Making use of artificial intelligence, a team of scientists from the Boston College have shed light on the differences in the behaviour of people with Autism Spectrum Disorder (ASD) and its link with neuroanatomy. Autism or ASD is a complicated condition that is characterised by difficulties with communication and behaviour including problems with social interaction, and restricted and repetitive patterns in interests and activities. The condition affects people differently, both in terms of neuroanatomy and symptoms. Studies have earlier suggested that there might be no single set of neuroanatomical correlation that is common in all autistic people.

Explaining the findings of the new report published in the journal Science, co-author of the study and a Boston College post-doctoral researcher, Aidas Aglinskas said, “We found that different people with ASD can have different brain areas affected, and thanks to the AI-simulated brains, we were able to identify which specific brain regions vary among ASD individuals.”

Aglinskas added that they separated ASD-related variation from the unrelated variation that helped unravel links between individual differences in brain anatomy and symptoms. The team of scientists has studied magnetic resonance imaging data of over 1,000 people with autism using artificial intelligence (AI). They, then, compared the images to AI-generated simulations that showed how the brains would look if they had not been affected by ASD.

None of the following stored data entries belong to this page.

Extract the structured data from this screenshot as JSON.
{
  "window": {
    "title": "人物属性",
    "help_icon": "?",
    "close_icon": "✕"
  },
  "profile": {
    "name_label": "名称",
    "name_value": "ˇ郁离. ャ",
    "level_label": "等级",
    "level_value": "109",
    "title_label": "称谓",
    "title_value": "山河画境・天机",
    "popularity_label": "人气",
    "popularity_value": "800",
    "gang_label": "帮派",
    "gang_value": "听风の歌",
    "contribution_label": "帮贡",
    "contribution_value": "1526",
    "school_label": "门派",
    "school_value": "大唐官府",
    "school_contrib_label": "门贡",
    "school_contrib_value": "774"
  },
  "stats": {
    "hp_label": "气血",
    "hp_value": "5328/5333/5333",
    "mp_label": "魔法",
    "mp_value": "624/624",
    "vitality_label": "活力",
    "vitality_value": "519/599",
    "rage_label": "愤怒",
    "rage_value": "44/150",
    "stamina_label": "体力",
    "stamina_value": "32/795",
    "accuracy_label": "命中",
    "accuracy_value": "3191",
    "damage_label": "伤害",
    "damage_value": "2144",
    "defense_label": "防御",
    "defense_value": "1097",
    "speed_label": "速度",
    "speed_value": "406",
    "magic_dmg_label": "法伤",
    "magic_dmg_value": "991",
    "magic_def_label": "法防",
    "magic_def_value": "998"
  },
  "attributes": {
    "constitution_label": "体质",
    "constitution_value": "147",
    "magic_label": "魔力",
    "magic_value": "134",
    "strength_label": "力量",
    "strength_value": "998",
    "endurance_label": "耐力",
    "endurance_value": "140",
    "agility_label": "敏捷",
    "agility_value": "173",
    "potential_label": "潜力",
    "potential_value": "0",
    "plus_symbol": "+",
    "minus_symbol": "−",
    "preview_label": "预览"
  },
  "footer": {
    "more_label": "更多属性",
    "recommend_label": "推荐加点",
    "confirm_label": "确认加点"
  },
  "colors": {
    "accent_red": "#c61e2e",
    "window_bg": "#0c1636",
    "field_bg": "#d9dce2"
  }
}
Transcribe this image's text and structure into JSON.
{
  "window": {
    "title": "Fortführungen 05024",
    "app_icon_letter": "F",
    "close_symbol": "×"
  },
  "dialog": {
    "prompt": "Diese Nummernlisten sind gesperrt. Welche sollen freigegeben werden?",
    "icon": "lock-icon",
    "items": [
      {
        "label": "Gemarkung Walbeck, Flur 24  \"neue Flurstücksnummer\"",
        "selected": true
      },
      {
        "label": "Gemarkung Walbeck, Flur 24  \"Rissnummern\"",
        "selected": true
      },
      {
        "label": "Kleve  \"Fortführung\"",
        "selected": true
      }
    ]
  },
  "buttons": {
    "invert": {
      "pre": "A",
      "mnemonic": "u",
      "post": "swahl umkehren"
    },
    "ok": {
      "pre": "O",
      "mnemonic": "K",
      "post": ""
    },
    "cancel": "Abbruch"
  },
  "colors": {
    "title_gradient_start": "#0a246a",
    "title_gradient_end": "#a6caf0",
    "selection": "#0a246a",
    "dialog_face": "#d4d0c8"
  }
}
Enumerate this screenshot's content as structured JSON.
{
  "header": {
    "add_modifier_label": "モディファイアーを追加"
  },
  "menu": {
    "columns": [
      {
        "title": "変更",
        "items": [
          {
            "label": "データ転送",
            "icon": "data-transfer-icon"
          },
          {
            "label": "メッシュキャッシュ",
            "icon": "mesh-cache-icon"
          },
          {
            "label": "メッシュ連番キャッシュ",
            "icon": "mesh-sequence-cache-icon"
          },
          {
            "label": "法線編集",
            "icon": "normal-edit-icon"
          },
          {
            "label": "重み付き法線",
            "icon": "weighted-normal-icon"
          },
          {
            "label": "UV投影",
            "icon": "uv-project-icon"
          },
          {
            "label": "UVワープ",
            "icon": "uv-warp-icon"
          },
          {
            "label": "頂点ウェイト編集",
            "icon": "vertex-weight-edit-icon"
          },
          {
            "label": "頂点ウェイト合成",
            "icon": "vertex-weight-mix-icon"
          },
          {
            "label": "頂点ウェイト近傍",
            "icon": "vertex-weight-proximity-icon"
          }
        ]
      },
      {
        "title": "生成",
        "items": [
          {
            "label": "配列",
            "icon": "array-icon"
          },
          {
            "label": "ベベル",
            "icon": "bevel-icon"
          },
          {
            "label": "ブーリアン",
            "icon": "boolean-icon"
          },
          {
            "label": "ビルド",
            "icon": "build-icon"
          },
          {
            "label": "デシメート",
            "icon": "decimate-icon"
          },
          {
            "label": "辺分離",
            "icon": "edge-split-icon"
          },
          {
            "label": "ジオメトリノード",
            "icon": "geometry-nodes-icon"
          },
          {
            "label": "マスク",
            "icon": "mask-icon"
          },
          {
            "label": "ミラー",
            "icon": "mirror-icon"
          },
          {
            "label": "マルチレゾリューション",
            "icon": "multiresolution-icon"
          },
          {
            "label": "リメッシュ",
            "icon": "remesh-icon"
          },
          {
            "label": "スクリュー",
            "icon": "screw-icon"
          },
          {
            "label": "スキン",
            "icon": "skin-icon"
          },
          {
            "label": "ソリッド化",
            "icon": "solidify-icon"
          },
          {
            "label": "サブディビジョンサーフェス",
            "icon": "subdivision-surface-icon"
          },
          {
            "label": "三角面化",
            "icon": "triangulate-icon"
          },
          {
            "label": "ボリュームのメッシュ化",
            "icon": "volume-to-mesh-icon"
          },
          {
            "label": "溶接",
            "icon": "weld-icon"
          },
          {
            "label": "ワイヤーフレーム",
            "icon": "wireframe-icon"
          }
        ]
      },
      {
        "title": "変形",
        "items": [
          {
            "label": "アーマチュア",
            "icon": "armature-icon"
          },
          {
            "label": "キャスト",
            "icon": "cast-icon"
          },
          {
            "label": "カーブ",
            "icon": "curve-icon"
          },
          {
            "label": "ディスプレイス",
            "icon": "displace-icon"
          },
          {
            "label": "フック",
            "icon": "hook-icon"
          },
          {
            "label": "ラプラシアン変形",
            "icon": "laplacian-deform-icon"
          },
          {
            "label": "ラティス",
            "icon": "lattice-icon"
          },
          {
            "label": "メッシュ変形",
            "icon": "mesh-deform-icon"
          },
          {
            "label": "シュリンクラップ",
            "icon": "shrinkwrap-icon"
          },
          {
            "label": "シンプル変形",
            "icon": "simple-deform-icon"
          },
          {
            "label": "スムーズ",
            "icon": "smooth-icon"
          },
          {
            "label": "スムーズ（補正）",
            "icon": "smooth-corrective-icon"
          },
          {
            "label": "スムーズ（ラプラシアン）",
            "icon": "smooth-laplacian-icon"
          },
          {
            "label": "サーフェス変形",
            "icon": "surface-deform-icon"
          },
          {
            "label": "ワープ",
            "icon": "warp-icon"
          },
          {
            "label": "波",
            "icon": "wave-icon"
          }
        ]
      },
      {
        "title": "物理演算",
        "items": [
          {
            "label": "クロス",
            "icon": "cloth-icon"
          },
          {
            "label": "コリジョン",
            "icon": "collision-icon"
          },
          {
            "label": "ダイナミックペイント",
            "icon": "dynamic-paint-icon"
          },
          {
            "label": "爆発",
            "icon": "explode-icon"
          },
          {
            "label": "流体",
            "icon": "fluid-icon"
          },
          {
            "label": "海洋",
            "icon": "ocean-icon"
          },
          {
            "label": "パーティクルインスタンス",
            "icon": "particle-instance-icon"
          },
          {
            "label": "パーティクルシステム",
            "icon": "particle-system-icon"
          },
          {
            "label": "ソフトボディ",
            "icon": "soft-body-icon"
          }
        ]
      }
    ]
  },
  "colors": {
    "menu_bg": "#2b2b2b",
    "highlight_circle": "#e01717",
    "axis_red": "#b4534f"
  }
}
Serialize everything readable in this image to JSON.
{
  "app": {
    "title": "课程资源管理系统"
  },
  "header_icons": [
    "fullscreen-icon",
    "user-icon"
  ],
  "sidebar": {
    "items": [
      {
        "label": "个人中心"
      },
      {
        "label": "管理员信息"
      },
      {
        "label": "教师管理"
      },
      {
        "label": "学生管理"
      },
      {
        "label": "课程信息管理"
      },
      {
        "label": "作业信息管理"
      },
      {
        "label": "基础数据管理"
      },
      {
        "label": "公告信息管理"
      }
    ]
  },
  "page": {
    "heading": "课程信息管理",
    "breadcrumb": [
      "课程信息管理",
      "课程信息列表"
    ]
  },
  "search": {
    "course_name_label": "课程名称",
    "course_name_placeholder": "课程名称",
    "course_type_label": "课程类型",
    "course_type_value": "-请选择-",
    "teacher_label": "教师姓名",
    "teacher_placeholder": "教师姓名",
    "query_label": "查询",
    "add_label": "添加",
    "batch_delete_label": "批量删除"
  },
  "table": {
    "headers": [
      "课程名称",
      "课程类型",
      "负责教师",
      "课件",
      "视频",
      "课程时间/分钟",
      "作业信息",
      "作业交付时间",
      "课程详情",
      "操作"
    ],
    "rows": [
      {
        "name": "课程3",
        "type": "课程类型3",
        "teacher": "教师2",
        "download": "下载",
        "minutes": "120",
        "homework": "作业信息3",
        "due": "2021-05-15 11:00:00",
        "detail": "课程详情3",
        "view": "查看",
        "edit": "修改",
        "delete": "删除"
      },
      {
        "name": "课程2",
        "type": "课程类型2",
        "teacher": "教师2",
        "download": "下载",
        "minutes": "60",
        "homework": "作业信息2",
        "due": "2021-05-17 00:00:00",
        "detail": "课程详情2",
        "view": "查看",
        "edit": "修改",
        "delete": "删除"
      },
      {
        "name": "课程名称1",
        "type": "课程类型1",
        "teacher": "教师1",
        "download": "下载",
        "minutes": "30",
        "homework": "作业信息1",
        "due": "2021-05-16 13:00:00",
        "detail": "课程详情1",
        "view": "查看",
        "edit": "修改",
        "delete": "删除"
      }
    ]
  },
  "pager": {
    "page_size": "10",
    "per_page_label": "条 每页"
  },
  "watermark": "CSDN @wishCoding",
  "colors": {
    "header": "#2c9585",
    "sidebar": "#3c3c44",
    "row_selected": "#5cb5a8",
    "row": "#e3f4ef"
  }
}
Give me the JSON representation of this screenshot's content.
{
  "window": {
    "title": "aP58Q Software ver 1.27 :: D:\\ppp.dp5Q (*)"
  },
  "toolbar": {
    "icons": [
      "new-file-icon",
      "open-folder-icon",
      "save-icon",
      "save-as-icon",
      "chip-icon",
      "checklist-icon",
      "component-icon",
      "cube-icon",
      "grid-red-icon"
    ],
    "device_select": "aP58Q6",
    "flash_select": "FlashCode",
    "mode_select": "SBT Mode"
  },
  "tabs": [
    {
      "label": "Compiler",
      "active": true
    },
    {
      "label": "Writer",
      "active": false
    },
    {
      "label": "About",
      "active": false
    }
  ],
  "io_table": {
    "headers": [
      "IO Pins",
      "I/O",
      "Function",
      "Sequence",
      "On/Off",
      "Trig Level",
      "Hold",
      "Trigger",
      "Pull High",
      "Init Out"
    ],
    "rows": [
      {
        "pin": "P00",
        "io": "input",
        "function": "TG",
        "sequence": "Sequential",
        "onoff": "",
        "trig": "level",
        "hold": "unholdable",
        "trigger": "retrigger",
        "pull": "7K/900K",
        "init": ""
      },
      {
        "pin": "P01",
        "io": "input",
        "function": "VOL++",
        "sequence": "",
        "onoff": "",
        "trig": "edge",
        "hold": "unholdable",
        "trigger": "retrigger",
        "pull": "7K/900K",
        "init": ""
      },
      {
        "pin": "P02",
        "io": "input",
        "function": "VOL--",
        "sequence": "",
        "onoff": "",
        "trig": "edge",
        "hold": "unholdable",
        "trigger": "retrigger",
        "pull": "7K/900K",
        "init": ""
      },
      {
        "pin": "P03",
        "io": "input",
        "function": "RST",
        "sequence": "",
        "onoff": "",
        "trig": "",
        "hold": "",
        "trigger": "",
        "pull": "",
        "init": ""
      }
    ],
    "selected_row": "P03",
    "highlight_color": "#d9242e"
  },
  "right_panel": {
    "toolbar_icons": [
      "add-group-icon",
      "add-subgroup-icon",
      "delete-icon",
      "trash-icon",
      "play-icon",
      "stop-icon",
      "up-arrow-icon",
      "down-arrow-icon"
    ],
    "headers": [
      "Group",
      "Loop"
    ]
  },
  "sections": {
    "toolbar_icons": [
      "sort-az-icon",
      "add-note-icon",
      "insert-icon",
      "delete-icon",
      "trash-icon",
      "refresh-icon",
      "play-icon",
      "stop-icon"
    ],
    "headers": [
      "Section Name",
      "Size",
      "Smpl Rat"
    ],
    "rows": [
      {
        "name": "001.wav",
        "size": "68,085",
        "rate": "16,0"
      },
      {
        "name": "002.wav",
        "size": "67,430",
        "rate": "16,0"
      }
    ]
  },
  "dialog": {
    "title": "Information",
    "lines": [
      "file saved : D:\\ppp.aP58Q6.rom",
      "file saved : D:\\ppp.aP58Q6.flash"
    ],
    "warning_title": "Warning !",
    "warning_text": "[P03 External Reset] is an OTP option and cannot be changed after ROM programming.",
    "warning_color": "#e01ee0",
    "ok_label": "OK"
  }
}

According to Aglinskas, ASD-specific neural alterations in the brain are hard to identify. He added that brains are different due to many factors including genetic variations, and not due to ASD. However, AI helped the team tackle this problem and identify neural pathways specifically affected by ASD.

The neuroscientists explored the links between ASD-specific features of brain anatomy and the symptoms. Aglinskas has highlighted that despite observing MRI data from 1103 participants, they could not group individuals into categorical subtypes. But, he also stressed the possibility of finding subtypes with other kinds of brain measurement like functional imaging.

Now, according to Boston College Assistant Professor of Neuroscience, Stefano Anzellotti, the team is aiming at using AI tools to expand the research beyond brain structure and better understand ASD diagnosis.